Auf «RTJ4» hat passenderweise auch Zack de la Rocha einen Gastauftritt auf dem Titel «Ju$t». Er ist der Frontman der Rap-Metal-Band Rage Against the Machine. Deren erste Single «Killing in the Name» von 1992 ist von einem Vorfall inspiriert, bei dem mehrere weisse Polizisten den Schwarzen Rodney King mit Schlagstöcken auf offener Strasse zusammenschlugen. Der Vorfall wurde gefilmt und führte später zu schweren Unruhen.
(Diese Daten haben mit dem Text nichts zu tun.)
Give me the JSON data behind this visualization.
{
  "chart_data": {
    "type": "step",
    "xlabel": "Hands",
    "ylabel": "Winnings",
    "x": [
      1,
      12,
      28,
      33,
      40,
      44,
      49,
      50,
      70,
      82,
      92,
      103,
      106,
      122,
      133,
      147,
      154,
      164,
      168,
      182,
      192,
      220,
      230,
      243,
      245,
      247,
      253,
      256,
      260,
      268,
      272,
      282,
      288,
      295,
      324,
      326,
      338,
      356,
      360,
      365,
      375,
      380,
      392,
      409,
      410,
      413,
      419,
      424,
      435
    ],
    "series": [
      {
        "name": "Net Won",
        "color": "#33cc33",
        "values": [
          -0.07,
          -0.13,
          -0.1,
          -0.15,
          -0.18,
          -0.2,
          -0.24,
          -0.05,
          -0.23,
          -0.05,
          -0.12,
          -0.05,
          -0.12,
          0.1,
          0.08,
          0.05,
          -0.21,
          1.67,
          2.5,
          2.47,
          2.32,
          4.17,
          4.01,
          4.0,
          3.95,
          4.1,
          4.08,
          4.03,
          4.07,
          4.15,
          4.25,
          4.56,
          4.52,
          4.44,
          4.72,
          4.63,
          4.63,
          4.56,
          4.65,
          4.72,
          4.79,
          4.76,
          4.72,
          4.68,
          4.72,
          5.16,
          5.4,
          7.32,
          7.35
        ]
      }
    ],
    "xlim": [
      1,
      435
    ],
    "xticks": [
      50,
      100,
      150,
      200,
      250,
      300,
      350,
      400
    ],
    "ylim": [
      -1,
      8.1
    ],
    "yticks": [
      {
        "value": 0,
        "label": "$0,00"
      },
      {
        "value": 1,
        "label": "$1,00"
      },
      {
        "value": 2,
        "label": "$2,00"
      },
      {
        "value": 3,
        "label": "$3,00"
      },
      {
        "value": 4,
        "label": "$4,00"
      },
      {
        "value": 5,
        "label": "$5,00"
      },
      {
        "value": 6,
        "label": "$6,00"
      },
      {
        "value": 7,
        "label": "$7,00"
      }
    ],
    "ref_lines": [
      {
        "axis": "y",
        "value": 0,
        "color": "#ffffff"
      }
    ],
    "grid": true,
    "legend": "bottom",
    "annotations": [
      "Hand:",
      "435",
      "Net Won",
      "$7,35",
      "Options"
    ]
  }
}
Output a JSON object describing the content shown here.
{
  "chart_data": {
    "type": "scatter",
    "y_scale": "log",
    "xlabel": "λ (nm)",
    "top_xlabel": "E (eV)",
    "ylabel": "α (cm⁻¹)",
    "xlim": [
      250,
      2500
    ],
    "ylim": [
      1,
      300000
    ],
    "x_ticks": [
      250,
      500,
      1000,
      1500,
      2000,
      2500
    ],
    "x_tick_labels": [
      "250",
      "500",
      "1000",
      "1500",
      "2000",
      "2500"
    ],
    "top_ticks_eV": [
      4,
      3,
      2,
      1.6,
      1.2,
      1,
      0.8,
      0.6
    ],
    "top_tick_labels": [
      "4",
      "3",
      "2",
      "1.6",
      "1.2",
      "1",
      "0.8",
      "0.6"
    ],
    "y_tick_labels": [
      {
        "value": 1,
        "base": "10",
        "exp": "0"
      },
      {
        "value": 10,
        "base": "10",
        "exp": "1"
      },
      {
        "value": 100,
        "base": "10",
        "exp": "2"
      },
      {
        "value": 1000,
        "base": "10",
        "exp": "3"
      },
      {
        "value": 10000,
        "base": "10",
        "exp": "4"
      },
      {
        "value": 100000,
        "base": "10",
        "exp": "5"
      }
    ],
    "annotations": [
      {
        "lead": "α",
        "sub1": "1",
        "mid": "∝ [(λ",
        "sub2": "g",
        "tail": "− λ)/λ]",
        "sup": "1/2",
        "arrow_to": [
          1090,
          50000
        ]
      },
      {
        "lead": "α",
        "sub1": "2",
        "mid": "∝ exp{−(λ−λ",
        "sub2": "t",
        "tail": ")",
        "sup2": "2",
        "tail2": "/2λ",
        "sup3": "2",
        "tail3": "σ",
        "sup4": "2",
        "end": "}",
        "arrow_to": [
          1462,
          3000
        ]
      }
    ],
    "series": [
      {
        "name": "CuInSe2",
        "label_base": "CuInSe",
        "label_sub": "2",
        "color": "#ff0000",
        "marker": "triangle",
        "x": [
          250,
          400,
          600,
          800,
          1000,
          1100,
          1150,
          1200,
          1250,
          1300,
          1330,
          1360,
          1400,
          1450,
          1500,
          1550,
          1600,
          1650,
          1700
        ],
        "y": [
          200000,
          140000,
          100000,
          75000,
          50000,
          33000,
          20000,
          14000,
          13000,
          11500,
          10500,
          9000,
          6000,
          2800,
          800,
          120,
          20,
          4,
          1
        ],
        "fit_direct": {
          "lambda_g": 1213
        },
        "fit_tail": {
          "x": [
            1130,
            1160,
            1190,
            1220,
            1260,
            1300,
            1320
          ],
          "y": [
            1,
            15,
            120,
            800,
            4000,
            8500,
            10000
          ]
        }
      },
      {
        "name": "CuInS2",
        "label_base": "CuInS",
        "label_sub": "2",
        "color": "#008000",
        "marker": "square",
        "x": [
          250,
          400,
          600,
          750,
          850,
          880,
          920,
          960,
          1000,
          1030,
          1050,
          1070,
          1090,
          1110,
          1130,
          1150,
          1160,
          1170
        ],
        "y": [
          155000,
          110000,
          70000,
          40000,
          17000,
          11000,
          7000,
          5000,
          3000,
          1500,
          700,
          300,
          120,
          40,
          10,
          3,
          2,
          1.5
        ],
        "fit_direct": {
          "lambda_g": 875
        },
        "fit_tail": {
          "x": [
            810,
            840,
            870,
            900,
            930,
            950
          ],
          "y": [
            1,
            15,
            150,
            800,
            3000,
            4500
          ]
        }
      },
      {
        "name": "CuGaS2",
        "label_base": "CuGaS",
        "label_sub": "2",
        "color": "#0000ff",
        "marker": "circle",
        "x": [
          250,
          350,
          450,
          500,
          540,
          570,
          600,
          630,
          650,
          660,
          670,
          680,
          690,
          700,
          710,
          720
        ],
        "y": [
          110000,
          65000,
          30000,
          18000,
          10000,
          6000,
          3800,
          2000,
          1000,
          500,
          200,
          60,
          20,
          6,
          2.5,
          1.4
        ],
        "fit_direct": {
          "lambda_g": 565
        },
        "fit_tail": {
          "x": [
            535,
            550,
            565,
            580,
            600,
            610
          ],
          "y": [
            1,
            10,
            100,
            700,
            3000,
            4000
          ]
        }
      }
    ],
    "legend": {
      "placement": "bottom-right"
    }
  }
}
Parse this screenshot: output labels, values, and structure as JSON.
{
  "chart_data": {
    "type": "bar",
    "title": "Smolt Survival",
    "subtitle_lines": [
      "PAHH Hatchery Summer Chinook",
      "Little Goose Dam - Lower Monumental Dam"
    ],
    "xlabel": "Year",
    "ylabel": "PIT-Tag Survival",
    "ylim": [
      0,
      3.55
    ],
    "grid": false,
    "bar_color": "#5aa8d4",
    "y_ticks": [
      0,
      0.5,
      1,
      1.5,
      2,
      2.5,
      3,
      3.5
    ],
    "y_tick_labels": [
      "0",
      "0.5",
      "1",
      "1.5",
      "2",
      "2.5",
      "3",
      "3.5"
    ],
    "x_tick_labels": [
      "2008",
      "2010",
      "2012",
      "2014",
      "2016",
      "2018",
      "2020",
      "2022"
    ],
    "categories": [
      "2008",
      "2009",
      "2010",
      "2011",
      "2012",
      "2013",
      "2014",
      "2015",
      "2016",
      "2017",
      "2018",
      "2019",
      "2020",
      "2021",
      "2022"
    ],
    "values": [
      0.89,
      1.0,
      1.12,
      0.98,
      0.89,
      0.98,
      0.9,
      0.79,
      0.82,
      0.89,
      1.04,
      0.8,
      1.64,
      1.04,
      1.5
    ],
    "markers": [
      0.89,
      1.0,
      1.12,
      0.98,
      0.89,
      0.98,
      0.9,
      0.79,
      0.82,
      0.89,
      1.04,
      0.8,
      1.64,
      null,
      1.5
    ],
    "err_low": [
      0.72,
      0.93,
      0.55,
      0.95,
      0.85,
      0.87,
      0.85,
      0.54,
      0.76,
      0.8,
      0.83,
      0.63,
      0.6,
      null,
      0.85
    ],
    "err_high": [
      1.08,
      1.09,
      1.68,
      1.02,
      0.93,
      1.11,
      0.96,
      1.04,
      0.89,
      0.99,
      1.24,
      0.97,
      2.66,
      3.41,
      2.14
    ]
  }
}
Das musikalische Erfolgsrezept von Run the Juwels sind treibende Bässe. Bestes Beispiel ist die vorab veröffentlichte Album-Auskopplung «Ooh LA LA». Für die Single wurde auch ein aufwendiges Video gedreht, in dem auch de la Rocha zu sehen ist. Killer Mike und EL-P rappen auf einer Strasse, die an die Wall Street erinnert, auf der Chaos herrscht. Sie sind von einer Menge umringt, die um Haufen brennender Dollar-Scheine tanzt.
Angesichts der Lage in den USA tweetete EL-P, er habe dem, was Killer Mike und er bereits auf dem Album ausdrückten, nichts mehr hinzuzufügen. Darauf sei «all unser Glück, Humor, unsere Freundschaft und Wut».